Risk adoption must be made a part of a business’s culture BEFORE they have no other choice. And the only way to prepare companies for the uncertainty of risk taking is in the way that we brand them. We believe in branding companies around an idea that embodies how they would like their customers to feel rather than build a brand around a product or group of products. This strategy essentially gives a business carte-blanche when it comes to capitalizing on new opportunities as long as they don’t stray too far from the core of their brand strategy. A store that prides itself on selling nails simply cannot support selling screws no matter how much demand there seems to be, whereas a store built upon the idea of providing customers with the best fastener for the job can sell nails, screws, bolts, tape, glue and anything else they want without stretching their brand too thin.

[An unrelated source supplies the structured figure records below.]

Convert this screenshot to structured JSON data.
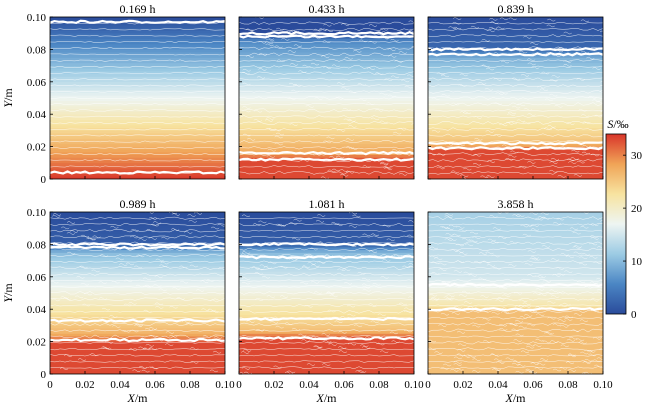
{
  "figure": {
    "x_axis_label_var": "X",
    "x_axis_label_unit": "/m",
    "y_axis_label_var": "Y",
    "y_axis_label_unit": "/m",
    "colorbar_label_var": "S",
    "colorbar_label_unit": "/‰"
  },
  "chart_data": {
    "type": "heatmap",
    "colormap": [
      "#2a4b9b",
      "#4b86c4",
      "#9ccbe4",
      "#eef5f2",
      "#f7e3a0",
      "#f0a457",
      "#d9352a"
    ],
    "xlim": [
      0,
      0.1
    ],
    "ylim": [
      0,
      0.1
    ],
    "x_ticks": [
      "0",
      "0.02",
      "0.04",
      "0.06",
      "0.08",
      "0.10"
    ],
    "y_ticks": [
      "0",
      "0.02",
      "0.04",
      "0.06",
      "0.08",
      "0.10"
    ],
    "colorbar": {
      "range": [
        0,
        34
      ],
      "ticks": [
        "0",
        "10",
        "20",
        "30"
      ],
      "tick_values": [
        0,
        10,
        20,
        30
      ]
    },
    "panels": [
      {
        "title": "0.169 h",
        "profile": [
          [
            0,
            34
          ],
          [
            0.1,
            0
          ]
        ],
        "interfaces": [
          0.004,
          0.097
        ]
      },
      {
        "title": "0.433 h",
        "profile": [
          [
            0,
            33
          ],
          [
            0.012,
            33
          ],
          [
            0.016,
            28
          ],
          [
            0.085,
            6
          ],
          [
            0.09,
            0
          ],
          [
            0.1,
            0
          ]
        ],
        "interfaces": [
          0.012,
          0.016,
          0.088,
          0.09
        ]
      },
      {
        "title": "0.839 h",
        "profile": [
          [
            0,
            33
          ],
          [
            0.018,
            33
          ],
          [
            0.022,
            26
          ],
          [
            0.075,
            9
          ],
          [
            0.08,
            3
          ],
          [
            0.1,
            0
          ]
        ],
        "interfaces": [
          0.019,
          0.022,
          0.077,
          0.08
        ]
      },
      {
        "title": "0.989 h",
        "profile": [
          [
            0,
            33
          ],
          [
            0.02,
            33
          ],
          [
            0.025,
            27
          ],
          [
            0.075,
            10
          ],
          [
            0.08,
            2
          ],
          [
            0.1,
            0
          ]
        ],
        "interfaces": [
          0.021,
          0.033,
          0.078,
          0.08
        ]
      },
      {
        "title": "1.081 h",
        "profile": [
          [
            0,
            33
          ],
          [
            0.022,
            33
          ],
          [
            0.027,
            26
          ],
          [
            0.075,
            10
          ],
          [
            0.08,
            2
          ],
          [
            0.1,
            0
          ]
        ],
        "interfaces": [
          0.022,
          0.034,
          0.072,
          0.08
        ]
      },
      {
        "title": "3.858 h",
        "profile": [
          [
            0,
            26
          ],
          [
            0.039,
            26
          ],
          [
            0.042,
            22
          ],
          [
            0.06,
            15
          ],
          [
            0.1,
            12
          ]
        ],
        "interfaces": [
          0.04,
          0.055
        ]
      }
    ]
  }
}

Now is the time when companies should be taking a look at their brands and asking themselves if they are prepared to take on the risk necessary to emerge from a recessed economy as profitable. As cash flow is returning to the economy, the conditions are becoming more and more right for businesses to start considering brand migration strategies. By rapidly evolving from a brand which values their products to a brand that values their customers, modern companies can position themselves as brands whose clientele expects them to take risks, and rewards them when they do.

Of course there is still some risk involved in taking risks. A frozen food company exploring the seafood-flavored breakfast pancake market may not find success no matter how their brand is positioned.

Crabcakes?

Actually it could work if I could find someone who makes tartar sauce syrup...

Successful innovation and risk taking requires an intelligent design and development process that establishes a need and creates an exciting new method for satisfying it. Consumers respond to companies that they believe have their best interests in mind, and a brand that is continuously developing and releasing new ideas will strike a chord with them. With this type of relationship, successes become loudly congratulated and missteps become easily forgiven, a situation that takes much of the risk out of risk taking.